10. Implementation Status

Completed

  • Four coexisting lanes: SimpleUnlitLane, LitForwardLane, ForwardPlusLane, ShadowPassLane.
  • Unified Lane trait — no domain-specific render/shadow traits.
  • LaneRegistry for generic lane storage and lookup by name/kind.
  • LaneContext type-map for zero-coupling data passing between agent and lanes.
  • Slot<T> / Ref<T> wrappers for safe borrow-through-context patterns.
  • Full GORNA protocol: negotiate(), apply_budget(), report_status().
  • Cost-based negotiation via lane.estimate_cost(&LaneContext).
  • VRAM-aware strategy filtering.
  • Shadow atlas (2048×2048, 4 layers, Depth32Float) with 3×3 PCF sampling.
  • Shadow data flow: atlas → LaneContext → bind group in render lanes.
  • Per-frame performance metrics tracking.
  • Health score computation (budget vs. actual frame time).
  • Stall detection for the DCC watchdog.
  • GpuReport telemetry event integration with MetricStore.
  • Tiled Forward+ compute culling and fragment shaders.
  • 17 GORNA integration tests (negotiate, apply_budget, report_status, telemetry, full cycle).

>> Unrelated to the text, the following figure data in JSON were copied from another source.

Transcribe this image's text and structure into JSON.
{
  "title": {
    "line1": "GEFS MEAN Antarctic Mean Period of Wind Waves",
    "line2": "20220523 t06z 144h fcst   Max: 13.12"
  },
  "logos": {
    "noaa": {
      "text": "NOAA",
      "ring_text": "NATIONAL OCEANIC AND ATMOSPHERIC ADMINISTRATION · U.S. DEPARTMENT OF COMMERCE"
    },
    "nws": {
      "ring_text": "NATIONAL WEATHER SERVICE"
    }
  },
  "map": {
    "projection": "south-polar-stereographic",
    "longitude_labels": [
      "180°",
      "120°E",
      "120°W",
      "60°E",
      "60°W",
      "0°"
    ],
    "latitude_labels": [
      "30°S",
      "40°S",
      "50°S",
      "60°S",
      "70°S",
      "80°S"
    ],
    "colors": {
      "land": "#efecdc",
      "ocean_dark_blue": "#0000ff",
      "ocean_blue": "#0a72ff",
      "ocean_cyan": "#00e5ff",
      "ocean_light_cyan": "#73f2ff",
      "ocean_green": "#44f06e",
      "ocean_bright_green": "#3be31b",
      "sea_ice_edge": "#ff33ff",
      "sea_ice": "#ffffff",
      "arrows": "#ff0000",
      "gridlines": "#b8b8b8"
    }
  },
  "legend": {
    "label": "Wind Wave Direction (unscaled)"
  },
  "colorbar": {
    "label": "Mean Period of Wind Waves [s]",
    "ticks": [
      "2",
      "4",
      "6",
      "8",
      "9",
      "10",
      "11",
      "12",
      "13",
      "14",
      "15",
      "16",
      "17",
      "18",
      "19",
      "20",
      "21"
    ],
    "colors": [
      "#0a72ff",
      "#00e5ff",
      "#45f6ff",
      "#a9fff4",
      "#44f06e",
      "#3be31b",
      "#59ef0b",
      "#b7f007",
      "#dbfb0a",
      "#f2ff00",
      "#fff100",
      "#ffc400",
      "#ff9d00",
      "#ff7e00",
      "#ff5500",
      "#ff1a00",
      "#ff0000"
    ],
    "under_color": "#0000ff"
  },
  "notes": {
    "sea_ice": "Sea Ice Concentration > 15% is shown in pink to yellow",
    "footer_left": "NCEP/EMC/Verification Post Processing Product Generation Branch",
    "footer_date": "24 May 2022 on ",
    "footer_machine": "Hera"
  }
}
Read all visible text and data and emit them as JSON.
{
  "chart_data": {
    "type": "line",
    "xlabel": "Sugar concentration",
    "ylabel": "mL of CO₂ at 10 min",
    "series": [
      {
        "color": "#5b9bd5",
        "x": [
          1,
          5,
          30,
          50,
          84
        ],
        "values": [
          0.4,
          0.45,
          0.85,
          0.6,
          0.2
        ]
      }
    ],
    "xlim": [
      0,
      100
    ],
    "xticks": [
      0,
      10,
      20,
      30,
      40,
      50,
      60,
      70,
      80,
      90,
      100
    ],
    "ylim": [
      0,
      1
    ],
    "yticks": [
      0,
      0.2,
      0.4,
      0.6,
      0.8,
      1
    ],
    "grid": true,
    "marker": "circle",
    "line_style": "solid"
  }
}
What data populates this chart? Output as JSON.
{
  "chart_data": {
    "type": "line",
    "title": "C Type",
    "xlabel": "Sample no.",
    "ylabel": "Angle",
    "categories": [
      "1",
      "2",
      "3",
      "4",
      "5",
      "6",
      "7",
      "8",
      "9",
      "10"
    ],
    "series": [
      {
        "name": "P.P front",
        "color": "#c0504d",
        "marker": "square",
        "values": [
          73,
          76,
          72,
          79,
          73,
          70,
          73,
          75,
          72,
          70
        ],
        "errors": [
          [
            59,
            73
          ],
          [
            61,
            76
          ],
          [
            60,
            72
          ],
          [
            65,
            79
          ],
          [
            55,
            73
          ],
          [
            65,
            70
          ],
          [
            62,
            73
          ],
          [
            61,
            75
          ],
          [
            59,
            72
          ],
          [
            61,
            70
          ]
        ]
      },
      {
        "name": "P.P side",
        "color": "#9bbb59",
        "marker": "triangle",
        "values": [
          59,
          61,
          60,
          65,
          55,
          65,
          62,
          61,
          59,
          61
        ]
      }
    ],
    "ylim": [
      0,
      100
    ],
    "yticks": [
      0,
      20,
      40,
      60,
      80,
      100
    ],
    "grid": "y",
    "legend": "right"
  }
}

Known Limitations & Future Work

  • Auto-mode uses a simple light-count threshold; could leverage DCC heuristics instead.
  • Shadow atlas is hardcoded to 4 layers — should scale based on shadow-casting light count.
  • extract_lane material query uses .nth(entity_id) which may not match actual material IDs.
  • LitForwardLane allocates uniform buffers per-frame (should use a persistent ring buffer).
  • Vertex layout assumptions differ between lanes (not currently validated).
  • MaterialUniforms struct is hardcoded; should derive from material properties dynamically.

11. Future Research Areas

  • NPR (Non-Photorealistic Rendering) Lanes: Cell-shading or oil-painting as selectable strategies.
  • Hardware-Specific Lanes: Paths for Ray Tracing (DXR/Vulkan RT) or Mesh Shaders.
  • Autonomous Streaming Lanes: Lane-managed “just-in-time” geometry/texture streaming (Nanite/Virtual Textures).
  • DeferredLane: G-Buffer rendering for massive light counts, decoupling lighting from geometry cost.
  • Predictive Strategy Switching: Using MetricStore trend analysis to pre-emptively switch strategies before budget violations occur.
  • Cascaded Shadow Maps: Multiple shadow cascades for better depth precision over large view distances.